The Art of Asking for Referrals when Selling Insurance

One of the best sources of business for many small insurance agencies is the referral and the reason should be obvious. When customers are pleased with the service they receive, they often tell others about it. Referrals are both an inexpensive and powerful type of marketing for insurance agents because of the social proof aspect. People gravitate toward third-party endorsements.

As a consequence, generating quality referrals should be an important tool in your tool belt as an agent. If you choose not to for whatever reason, you’re ignoring a major source of additional commission by not asking for referrals.

Asking for referrals, however, can be uncomfortable for many agents, especially those fresh from insurance school. If you’re afraid to embarrass a customer, don’t be. Most satisfied customers are happy to oblige when it comes to referrals. Let’s take a look at some examples of how asking for referrals can be a boost to your book of business.

Ask for referrals directly

For many agents simply asking a client for referrals is enough to make them sweat. After all, what if they say no? Assuming you have a satisfied group of customers, the next time you’re meeting with one ask if they’re satisfied with how you’re doing as their agent. If they begin to sing your praises, let them know that one of the best ways for you to earn business is by way of referral. Then ask if they wouldn’t mind going through their contact list and picking 2-3 names of individuals who they think you’d be able to help as well. Most likely they’ll happily comply. Then let them know you’ll follow-up for the names in a couple of days.

Some customers will say no for whatever reason. But imagine getting just two names from, say, five customers. That’s ten solid referrals.

Get meaningful testimonials

There’s a reason why Amazon uses customer reviews with its products: Social proof is a powerful incentive to buy. For insurance agents, the testimonial can be just as powerful. Just as you would ask a good customer for 2-3 referral names, you can also ask a good customer to put a review of your service in writing. You can then use those reviews (the good ones, obviously) in presentations, proposals, and on your website as a way to show prospects that they’re in good hands with you as their agent.

Ask your customers to detail a specific example where you solved a particular problem for them, if possible. General testimonials are too wishy-washy. Specific, detailed testimonials show that you’re a problem solver and are much more powerful. Ask if you can use the customer’s name in the testimonial. Some will want to stay anonymous—which is fine—but testimonials with a name and company attached are more effective social proof.

Your website should be easily shareable

Creating a content-rich and easy-to-navigate website should become the hub of your online presence. Make content easy to share on your website by adding the appropriate social media (Twitter, Instagram, Facebook, etc.) buttons to each page of your website so that people are easily able to send to friends or contacts. Collect email addresses on your website and other social platforms then drip meaningful and timely content (NOT spam) to your subscribers. Consider publishing content on websites that can help establish you as an authority in your field like LinkedIn, Insurance Journal or Rough Note. Link those articles back to your website.

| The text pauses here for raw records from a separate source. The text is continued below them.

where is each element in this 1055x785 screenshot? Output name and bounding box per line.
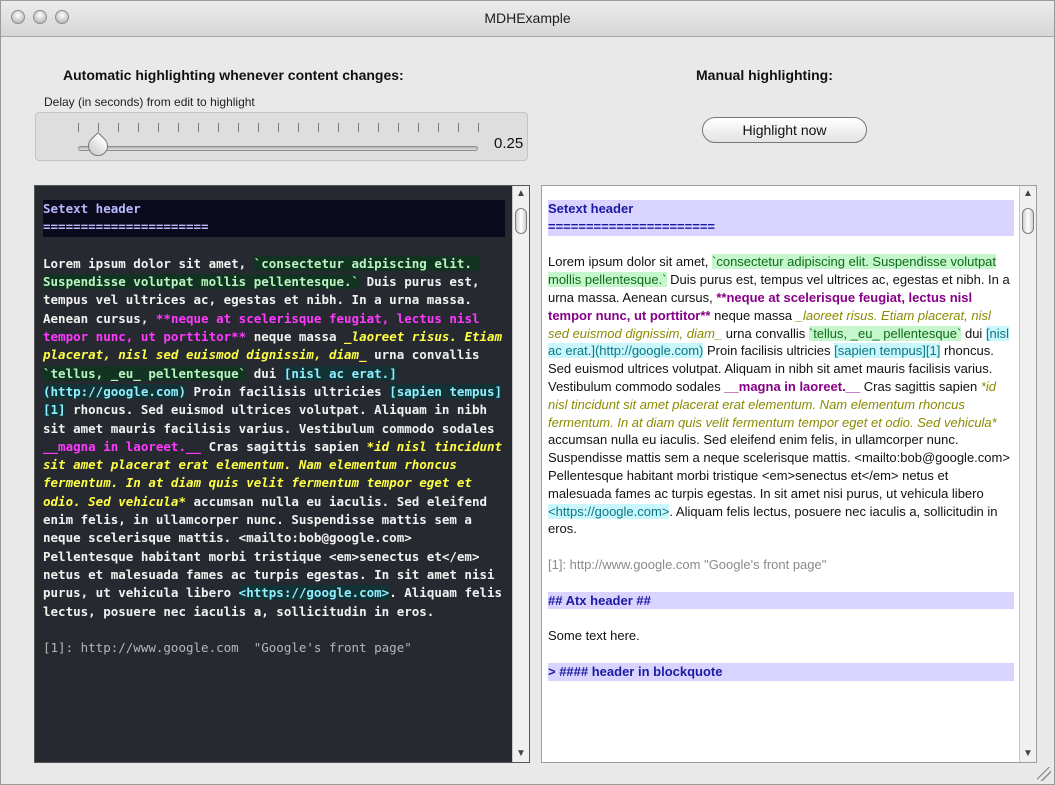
- editor-strong-span: __magna in laoreet.__: [43, 438, 202, 454]
- highlighted-preview[interactable]: Setext header ====================== Lore…: [541, 185, 1037, 763]
- slider-tick: [178, 123, 179, 132]
- editor-header-text: Setext header: [43, 201, 141, 216]
- preview-text[interactable]: Setext header ====================== Lore…: [542, 200, 1020, 698]
- preview-strong-span: __magna in laoreet.__: [724, 378, 861, 394]
- editor-header-rule: ======================: [43, 219, 209, 235]
- scroll-down-arrow-icon[interactable]: ▼: [513, 746, 529, 762]
- slider-tick: [238, 123, 239, 132]
- slider-tick: [78, 123, 79, 132]
- slider-ticks: [78, 123, 479, 133]
- slider-tick: [278, 123, 279, 132]
- editor-text[interactable]: Setext header ====================== Lor…: [35, 200, 513, 657]
- preview-text-run: Proin facilisis ultricies: [703, 343, 835, 359]
- resize-grip-icon[interactable]: [1037, 767, 1051, 781]
- delay-slider-panel: 0.25: [35, 112, 528, 161]
- preview-atx-header: ## Atx header ##: [548, 591, 1014, 610]
- slider-tick: [338, 123, 339, 132]
- scroll-up-arrow-icon[interactable]: ▲: [1020, 186, 1036, 202]
- slider-tick: [378, 123, 379, 132]
- slider-tick: [358, 123, 359, 132]
- editor-scroll-thumb[interactable]: [515, 208, 527, 234]
- preview-text-run: Cras sagittis sapien: [860, 378, 981, 394]
- preview-reference-line: [1]: http://www.google.com "Google's fro…: [548, 556, 827, 572]
- markdown-editor[interactable]: Setext header ====================== Lor…: [34, 185, 530, 763]
- slider-tick: [478, 123, 479, 132]
- delay-slider-track[interactable]: [78, 146, 478, 151]
- highlight-now-button[interactable]: Highlight now: [702, 117, 867, 143]
- editor-text-run: neque massa: [246, 329, 345, 345]
- slider-tick: [158, 123, 159, 132]
- slider-tick: [138, 123, 139, 132]
- delay-label: Delay (in seconds) from edit to highligh…: [44, 95, 255, 109]
- preview-text-run: dui: [961, 325, 986, 341]
- preview-scroll-thumb[interactable]: [1022, 208, 1034, 234]
- preview-link-span: [sapien tempus][1]: [834, 343, 941, 359]
- delay-slider-knob[interactable]: [83, 131, 113, 161]
- editor-text-run: Lorem ipsum dolor sit amet,: [43, 255, 254, 271]
- slider-tick: [198, 123, 199, 132]
- slider-tick: [438, 123, 439, 132]
- preview-text-run: Lorem ipsum dolor sit amet,: [548, 254, 713, 270]
- preview-setext-header: Setext header ======================: [548, 200, 1014, 236]
- editor-text-run: rhoncus. Sed euismod ultrices volutpat. …: [43, 402, 503, 436]
- preview-blockquote-header: > #### header in blockquote: [548, 662, 1014, 681]
- editor-text-run: Proin facilisis ultricies: [186, 383, 390, 399]
- slider-tick: [398, 123, 399, 132]
- preview-code-span: `tellus, _eu_ pellentesque`: [808, 325, 962, 341]
- slider-tick: [258, 123, 259, 132]
- preview-text-run: neque massa: [710, 307, 796, 323]
- preview-text-run: accumsan nulla eu iaculis. Sed eleifend …: [548, 432, 1010, 501]
- preview-scrollbar[interactable]: ▲ ▼: [1019, 186, 1036, 762]
- auto-highlight-heading: Automatic highlighting whenever content …: [63, 67, 404, 83]
- preview-some-text: Some text here.: [548, 628, 640, 644]
- title-bar: MDHExample: [1, 1, 1054, 37]
- manual-highlight-heading: Manual highlighting:: [696, 67, 833, 83]
- editor-link-span: <https://google.com>: [238, 585, 390, 601]
- scroll-down-arrow-icon[interactable]: ▼: [1020, 746, 1036, 762]
- preview-text-run: urna convallis: [722, 325, 809, 341]
- delay-slider-value: 0.25: [494, 135, 524, 152]
- preview-header-rule: ======================: [548, 218, 716, 234]
- slider-tick: [458, 123, 459, 132]
- editor-code-span: `tellus, _eu_ pellentesque`: [43, 365, 247, 381]
- editor-reference-line: [1]: http://www.google.com "Google's fro…: [43, 640, 412, 656]
- scroll-up-arrow-icon[interactable]: ▲: [513, 186, 529, 202]
- slider-tick: [218, 123, 219, 132]
- preview-header-text: Setext header: [548, 201, 634, 216]
- slider-tick: [118, 123, 119, 132]
- app-window: MDHExample Automatic highlighting whenev…: [0, 0, 1055, 785]
- slider-tick: [298, 123, 299, 132]
- editor-scrollbar[interactable]: ▲ ▼: [512, 186, 529, 762]
- preview-link-span: <https://google.com>: [548, 503, 670, 519]
- slider-tick: [98, 123, 99, 132]
- slider-tick: [318, 123, 319, 132]
- editor-text-run: urna convallis: [366, 347, 488, 363]
- editor-text-run: Cras sagittis sapien: [201, 438, 367, 454]
- slider-tick: [418, 123, 419, 132]
- editor-text-run: dui: [246, 365, 284, 381]
- editor-setext-header: Setext header ======================: [43, 200, 505, 237]
- window-title: MDHExample: [484, 10, 571, 26]
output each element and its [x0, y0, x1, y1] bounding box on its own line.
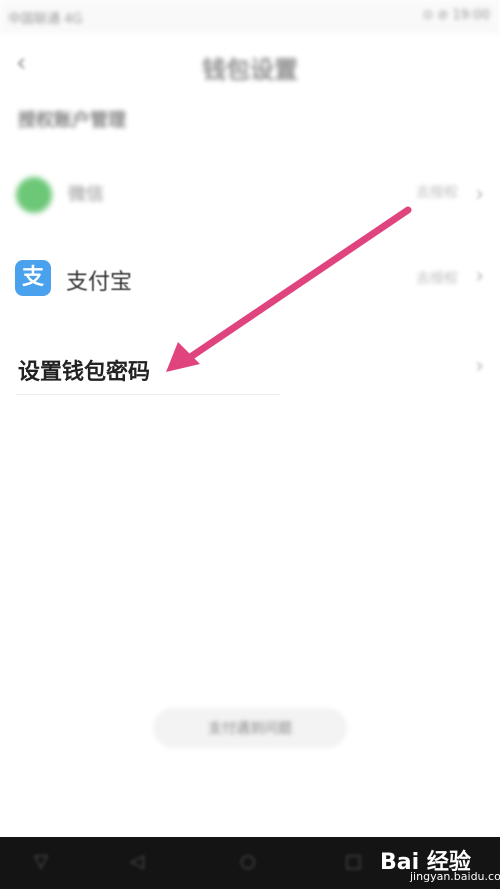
status-bar: 中国联通 4G ⊙ ⊘ 19:00: [0, 0, 500, 34]
chevron-right-icon: ›: [475, 354, 484, 379]
chevron-right-icon: ›: [475, 264, 484, 289]
wechat-status: 去授权: [416, 185, 458, 201]
back-nav-icon[interactable]: ◁: [130, 851, 144, 872]
alipay-icon: 支: [15, 260, 51, 296]
chevron-right-icon: ›: [475, 182, 484, 207]
carrier-text: 中国联通 4G: [8, 12, 83, 27]
wechat-row[interactable]: 微信 去授权 ›: [0, 168, 500, 224]
top-nav: ‹ 钱包设置: [0, 40, 500, 90]
watermark-url: jingyan.baidu.com: [410, 870, 500, 883]
set-wallet-password-row[interactable]: 设置钱包密码 ›: [0, 340, 500, 396]
alipay-status: 去授权: [416, 271, 458, 287]
annotation-arrow: [166, 206, 412, 372]
alipay-glyph: 支: [21, 265, 44, 290]
section-header: 授权账户管理: [18, 110, 126, 131]
recent-apps-icon[interactable]: □: [345, 851, 362, 872]
alipay-row[interactable]: 支 支付宝 去授权 ›: [0, 250, 500, 306]
alipay-label: 支付宝: [66, 270, 133, 295]
divider: [16, 394, 280, 395]
menu-icon[interactable]: ▽: [34, 851, 48, 872]
home-icon[interactable]: ○: [240, 851, 256, 872]
wechat-label: 微信: [68, 184, 104, 205]
payment-help-button[interactable]: 支付遇到问题: [153, 708, 347, 748]
payment-help-label: 支付遇到问题: [208, 721, 292, 737]
page-title: 钱包设置: [202, 56, 298, 84]
set-wallet-password-label: 设置钱包密码: [18, 360, 151, 385]
wechat-icon: [16, 177, 52, 213]
status-icons: ⊙ ⊘ 19:00: [422, 8, 490, 23]
baidu-jingyan-watermark: Bai 经验 jingyan.baidu.com: [380, 842, 500, 886]
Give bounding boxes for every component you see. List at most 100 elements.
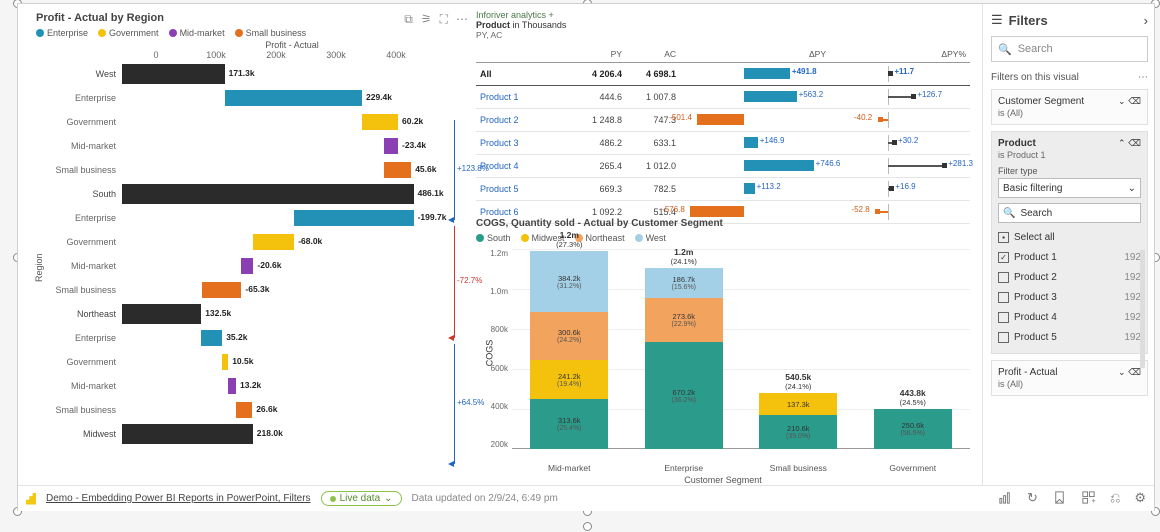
stack-segment[interactable]: 250.6k(56.5%)	[874, 409, 952, 449]
bar-row[interactable]: Mid-market-20.6k	[36, 254, 468, 278]
table-row[interactable]: Product 4265.41 012.0+746.6+281.3	[476, 155, 970, 178]
chevron-down-icon[interactable]: ⌄	[1118, 96, 1126, 106]
copy-icon[interactable]: ⧉	[404, 12, 413, 27]
filter-item[interactable]: Product 4192	[998, 307, 1141, 327]
clear-icon[interactable]: ⌫	[1128, 138, 1141, 148]
clear-icon[interactable]: ⌫	[1128, 367, 1141, 377]
bar-row[interactable]: Mid-market-23.4k	[36, 134, 468, 158]
bar-row[interactable]: South486.1k	[36, 182, 468, 206]
stacked-column[interactable]: 670.2k(36.2%)273.6k(22.9%)186.7k(15.6%)1…	[641, 268, 727, 449]
filter-type-select[interactable]: Basic filtering⌄	[998, 178, 1141, 198]
filter-card-product[interactable]: Product ⌃ ⌫ is Product 1 Filter type Bas…	[991, 131, 1148, 354]
focus-mode-icon[interactable]: ⛶	[440, 12, 448, 27]
checkbox[interactable]: ✓	[998, 252, 1009, 263]
row-label: Mid-market	[36, 141, 122, 151]
stack-segment[interactable]: 384.2k(31.2%)	[530, 251, 608, 312]
filter-card-customer-segment[interactable]: Customer Segment ⌄ ⌫ is (All)	[991, 89, 1148, 125]
stacked-column[interactable]: 313.6k(25.4%)241.2k(19.4%)300.6k(24.2%)3…	[526, 251, 612, 449]
row-label: Small business	[36, 165, 122, 175]
chevron-down-icon: ⌄	[1128, 183, 1136, 194]
stack-segment[interactable]: 137.3k	[759, 393, 837, 415]
search-icon: 🔍	[1003, 208, 1015, 219]
scrollbar[interactable]	[1140, 250, 1145, 368]
filters-search[interactable]: 🔍 Search	[991, 36, 1148, 62]
table-row[interactable]: All4 206.44 698.1+491.8+11.7	[476, 63, 970, 86]
table-row[interactable]: Product 3486.2633.1+146.9+30.2	[476, 132, 970, 155]
clear-icon[interactable]: ⌫	[1128, 96, 1141, 106]
bar-row[interactable]: Small business-65.3k	[36, 278, 468, 302]
share-icon[interactable]: +	[1081, 490, 1096, 508]
insights-icon[interactable]	[998, 490, 1013, 508]
column-total: 443.8k(24.5%)	[870, 388, 956, 407]
row-label: Enterprise	[36, 333, 122, 343]
row-label: Northeast	[36, 309, 122, 319]
settings-icon[interactable]: ⚙	[1134, 490, 1146, 508]
bar-row[interactable]: West171.3k	[36, 62, 468, 86]
product-search[interactable]: 🔍Search	[998, 203, 1141, 223]
more-icon[interactable]: ⋯	[456, 12, 468, 27]
checkbox[interactable]: ▪	[998, 232, 1009, 243]
bar-row[interactable]: Small business26.6k	[36, 398, 468, 422]
bar-row[interactable]: Enterprise-199.7k	[36, 206, 468, 230]
reset-icon[interactable]: ⎌	[1110, 490, 1120, 508]
stack-segment[interactable]: 241.2k(19.4%)	[530, 360, 608, 399]
legend: Enterprise Government Mid-market Small b…	[36, 28, 468, 38]
bar-row[interactable]: Enterprise229.4k	[36, 86, 468, 110]
bar-row[interactable]: Government10.5k	[36, 350, 468, 374]
bookmark-icon[interactable]	[1052, 490, 1067, 508]
bar-row[interactable]: Enterprise35.2k	[36, 326, 468, 350]
stack-segment[interactable]: 300.6k(24.2%)	[530, 312, 608, 360]
chevron-up-icon[interactable]: ⌃	[1118, 138, 1126, 148]
collapse-icon[interactable]: ›	[1144, 13, 1148, 28]
row-label: Government	[36, 117, 122, 127]
filter-icon[interactable]: ⚞	[421, 12, 432, 27]
x-axis-title: Profit - Actual	[36, 40, 468, 50]
filter-item[interactable]: Product 3192	[998, 287, 1141, 307]
row-label: West	[36, 69, 122, 79]
row-label: Enterprise	[36, 213, 122, 223]
table-row[interactable]: Product 21 248.8747.3-501.4-40.2	[476, 109, 970, 132]
bar-row[interactable]: Government-68.0k	[36, 230, 468, 254]
visual-product-table[interactable]: Inforiver analytics + Product in Thousan…	[476, 10, 970, 208]
row-label: Mid-market	[36, 261, 122, 271]
live-data-badge[interactable]: Live data⌄	[321, 491, 402, 506]
table-row[interactable]: Product 1444.61 007.8+563.2+126.7	[476, 86, 970, 109]
checkbox[interactable]	[998, 332, 1009, 343]
row-label: Government	[36, 237, 122, 247]
refresh-icon[interactable]: ↻	[1027, 490, 1038, 508]
bar-row[interactable]: Small business45.6k	[36, 158, 468, 182]
stack-segment[interactable]: 210.6k(39.0%)	[759, 415, 837, 449]
bar-row[interactable]: Government60.2k	[36, 110, 468, 134]
stacked-column[interactable]: 210.6k(39.0%)137.3k540.5k(24.1%)	[755, 393, 841, 449]
report-link[interactable]: Demo - Embedding Power BI Reports in Pow…	[46, 493, 311, 504]
row-label: Mid-market	[36, 381, 122, 391]
stacked-title: COGS, Quantity sold - Actual by Customer…	[476, 218, 970, 229]
filter-card-profit-actual[interactable]: Profit - Actual ⌄ ⌫ is (All)	[991, 360, 1148, 396]
chevron-down-icon[interactable]: ⌄	[1118, 367, 1126, 377]
more-icon[interactable]: ⋯	[1138, 72, 1148, 83]
column-total: 540.5k(24.1%)	[755, 372, 841, 391]
filter-item[interactable]: ▪Select all	[998, 227, 1141, 247]
table-row[interactable]: Product 5669.3782.5+113.2+16.9	[476, 178, 970, 201]
visual-profit-by-region[interactable]: ⧉ ⚞ ⛶ ⋯ Profit - Actual by Region Enterp…	[36, 12, 468, 488]
x-axis-title: Customer Segment	[476, 475, 970, 485]
bar-chart-area: West171.3kEnterprise229.4kGovernment60.2…	[36, 62, 468, 446]
stacked-column[interactable]: 250.6k(56.5%)443.8k(24.5%)	[870, 409, 956, 449]
stack-segment[interactable]: 670.2k(36.2%)	[645, 342, 723, 449]
variance-table: PY AC ΔPY ΔPY% All4 206.44 698.1+491.8+1…	[476, 46, 970, 224]
filter-item[interactable]: ✓Product 1192	[998, 247, 1141, 267]
filter-item[interactable]: Product 5192	[998, 327, 1141, 347]
checkbox[interactable]	[998, 272, 1009, 283]
bar-row[interactable]: Mid-market13.2k	[36, 374, 468, 398]
stack-segment[interactable]: 313.6k(25.4%)	[530, 399, 608, 449]
row-label: South	[36, 189, 122, 199]
bar-row[interactable]: Northeast132.5k	[36, 302, 468, 326]
bar-row[interactable]: Midwest218.0k	[36, 422, 468, 446]
stack-segment[interactable]: 186.7k(15.6%)	[645, 268, 723, 298]
filter-item[interactable]: Product 2192	[998, 267, 1141, 287]
svg-text:+: +	[1091, 496, 1096, 505]
visual-cogs-stacked[interactable]: COGS, Quantity sold - Actual by Customer…	[476, 218, 970, 486]
stack-segment[interactable]: 273.6k(22.9%)	[645, 298, 723, 342]
checkbox[interactable]	[998, 292, 1009, 303]
checkbox[interactable]	[998, 312, 1009, 323]
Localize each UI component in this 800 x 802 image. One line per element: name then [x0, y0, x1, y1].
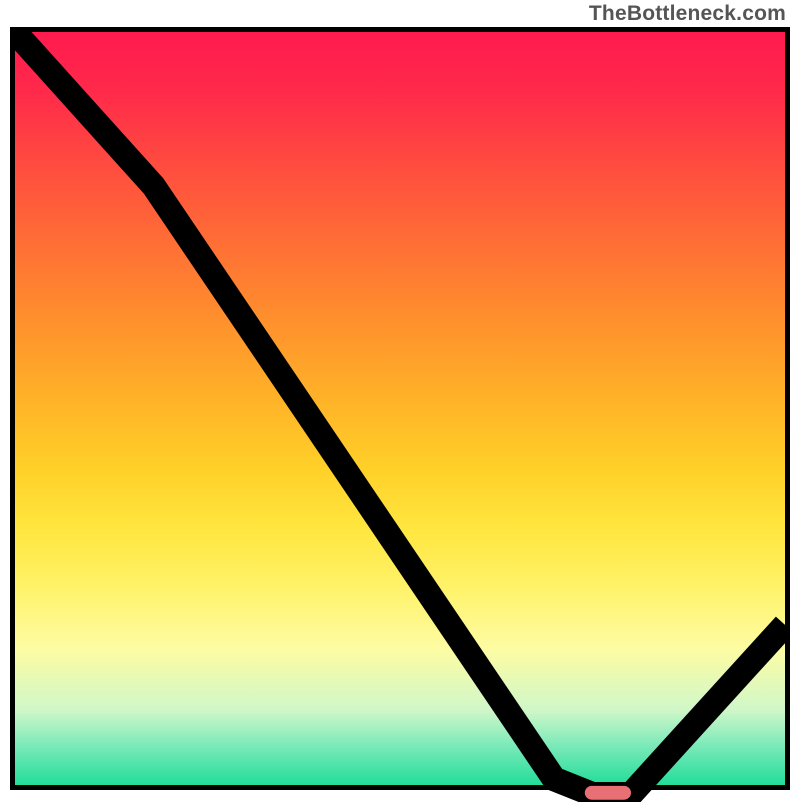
chart-frame	[10, 27, 790, 790]
optimal-marker	[585, 786, 631, 800]
watermark-text: TheBottleneck.com	[589, 2, 786, 26]
bottleneck-curve	[15, 32, 785, 794]
chart-svg	[15, 32, 785, 802]
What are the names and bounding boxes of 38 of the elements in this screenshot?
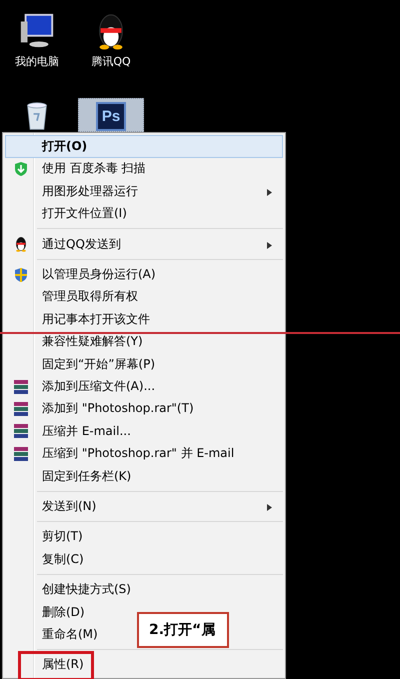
- menu-item[interactable]: 删除(D): [42, 604, 85, 621]
- menu-item[interactable]: 通过QQ发送到: [42, 236, 121, 253]
- menu-item[interactable]: 重命名(M): [42, 626, 98, 643]
- menu-item[interactable]: 复制(C): [42, 550, 84, 568]
- menu-item[interactable]: 使用 百度杀毒 扫描: [42, 160, 146, 178]
- menu-item[interactable]: 创建快捷方式(S): [42, 581, 131, 598]
- menu-item[interactable]: 压缩到 "Photoshop.rar" 并 E-mail: [42, 445, 234, 462]
- submenu-arrow-icon: [267, 189, 272, 196]
- menu-item[interactable]: 添加到压缩文件(A)...: [42, 378, 156, 395]
- books-icon: [13, 378, 29, 394]
- menu-item[interactable]: 用记事本打开该文件: [42, 310, 150, 328]
- menu-item[interactable]: 打开文件位置(I): [42, 205, 127, 222]
- books-icon: [13, 423, 29, 440]
- menu-item[interactable]: 压缩并 E-mail...: [42, 422, 131, 440]
- photoshop-logo-icon: Ps: [96, 102, 126, 132]
- menu-item[interactable]: 打开(O): [5, 135, 283, 158]
- menu-item[interactable]: 兼容性疑难解答(Y): [42, 333, 143, 350]
- books-icon: [13, 446, 29, 462]
- menu-item[interactable]: 管理员取得所有权: [42, 288, 138, 306]
- shield-icon: [13, 266, 29, 283]
- menu-item[interactable]: 发送到(N): [42, 498, 96, 515]
- desktop-icon-label[interactable]: 腾讯QQ: [91, 54, 131, 69]
- submenu-arrow-icon: [267, 504, 272, 512]
- menu-item[interactable]: 用图形处理器运行: [42, 182, 138, 200]
- menu-item[interactable]: 剪切(T): [42, 528, 83, 546]
- penguin-icon: [13, 236, 29, 252]
- menu-item[interactable]: 固定到任务栏(K): [42, 468, 132, 485]
- desktop-icon-label[interactable]: 我的电脑: [15, 54, 59, 69]
- menu-item[interactable]: 添加到 "Photoshop.rar"(T): [42, 400, 194, 418]
- books-icon: [13, 400, 29, 417]
- selected-desktop-icon[interactable]: Ps: [78, 98, 144, 132]
- shield-icon: [13, 160, 29, 177]
- menu-item[interactable]: 固定到“开始”屏幕(P): [42, 356, 156, 373]
- menu-item[interactable]: 以管理员身份运行(A): [42, 266, 156, 284]
- computer-icon: [18, 12, 56, 50]
- menu-item[interactable]: 属性(R): [42, 656, 84, 674]
- callout-label: 2.打开“属: [137, 612, 230, 648]
- submenu-arrow-icon: [267, 242, 272, 249]
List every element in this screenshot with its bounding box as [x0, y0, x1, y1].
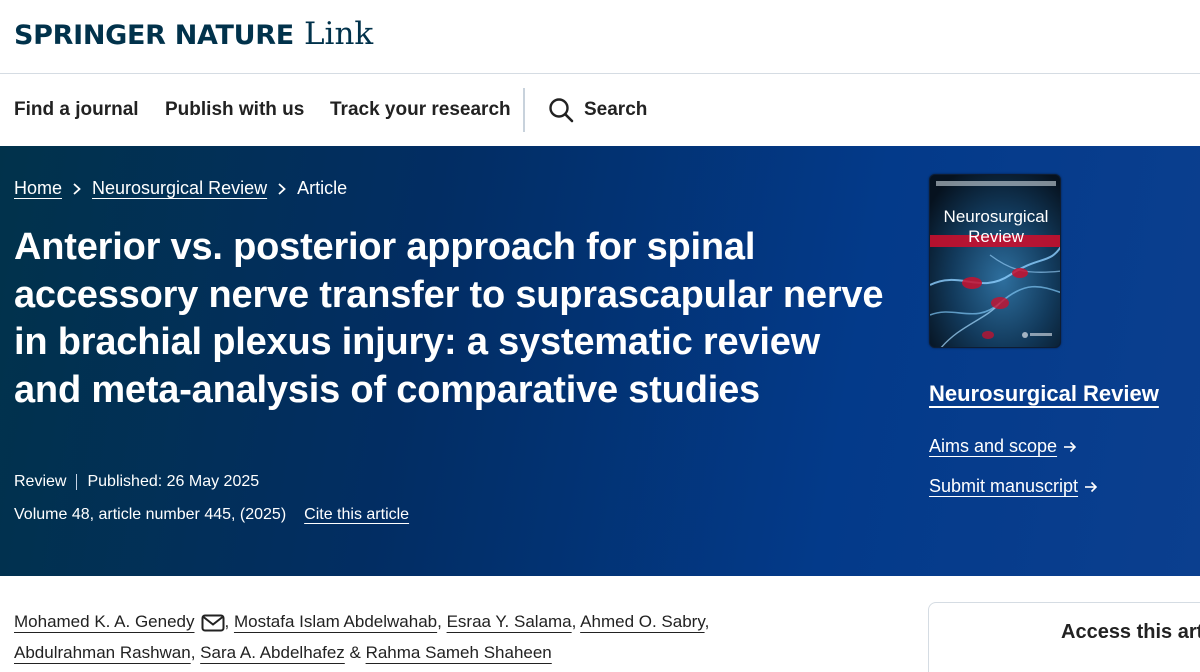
author-link[interactable]: Abdulrahman Rashwan [14, 643, 191, 662]
breadcrumb-journal[interactable]: Neurosurgical Review [92, 178, 267, 199]
article-meta: Review Published: 26 May 2025 [14, 473, 259, 491]
logo-brand-name: SPRINGER NATURE [14, 20, 294, 51]
breadcrumb-current: Article [297, 178, 348, 198]
chevron-right-icon [72, 182, 82, 195]
author-list: Mohamed K. A. Genedy, Mostafa Islam Abde… [14, 612, 710, 662]
published-date: Published: 26 May 2025 [87, 473, 260, 490]
volume-info: Volume 48, article number 445, (2025) [14, 506, 287, 523]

Also, have a robust Facebook strategy. Repurpose your website content on Facebook, but don’t make the mistake so many agencies do: Posting a few “risk management” articles for a month or so, then letting the page lie dormant for years, with zero activity.

As an aside, Facebook also has an advertising platform that you can use to target very specific audience groups, in very specific geographies. Spend some of your advertising dollars here and experiment with different ads targeted at different groups. Most agencies have no idea what they’re doing when it comes to advertising period, let alone advertising on Facebook. Be the exception to this rule.

Expand your reach with workshops and webinars

When you host online workshops or webinars (you are doing these, right?) ask registrants to forward the webinar specifics to business associates and colleagues—and make it very easy to do so.

After the event, email the participants and ask for feedback. Assuming the information provided was useful, expect some positive feedback. You can then use these as testimonials (with their permission, of course) to market future webinars.

Use email wisely

It should go without saying that you should have your contact info in your email signature, but also consider putting links to some of your written or video content. Be sure to collect email addresses on your website, by enticing people with a lead magnet like a “top ten mistakes…” list or similar.

Engage your list by sending a regular newsletter with actionable tips and information, surveys, and relevant marketing material.

Link with like-minded professionals

Connect with other professionals that may share the same customers as you. Consider some kind of mutually beneficial arrangement, where you can each connect with the other’s customers and prospects. Complementary services (like loss control, or OSHA training as examples) can be offered to your prospects as a value-added service. Likewise, you can provide risk management and insurance consulting to the clients of other businesses.

Final Thoughts

The best way to get referrals is by providing outstanding service, of course. None of the tips detailed here will be worth anything if you’re not servicing your clients adequately after getting your insurance license. However, when you over-serve and over-deliver to your customers the chances are that others will find out about it—whether you’re asking for referrals or not. Your book of business can only benefit by way of extraordinary service.

And when that happens, just make sure you’re easy to reach. But don’t stop there. Ask your customers for referrals, publish content, collect testimonials, regularly connect with your email list and watch your business bloom exponentially.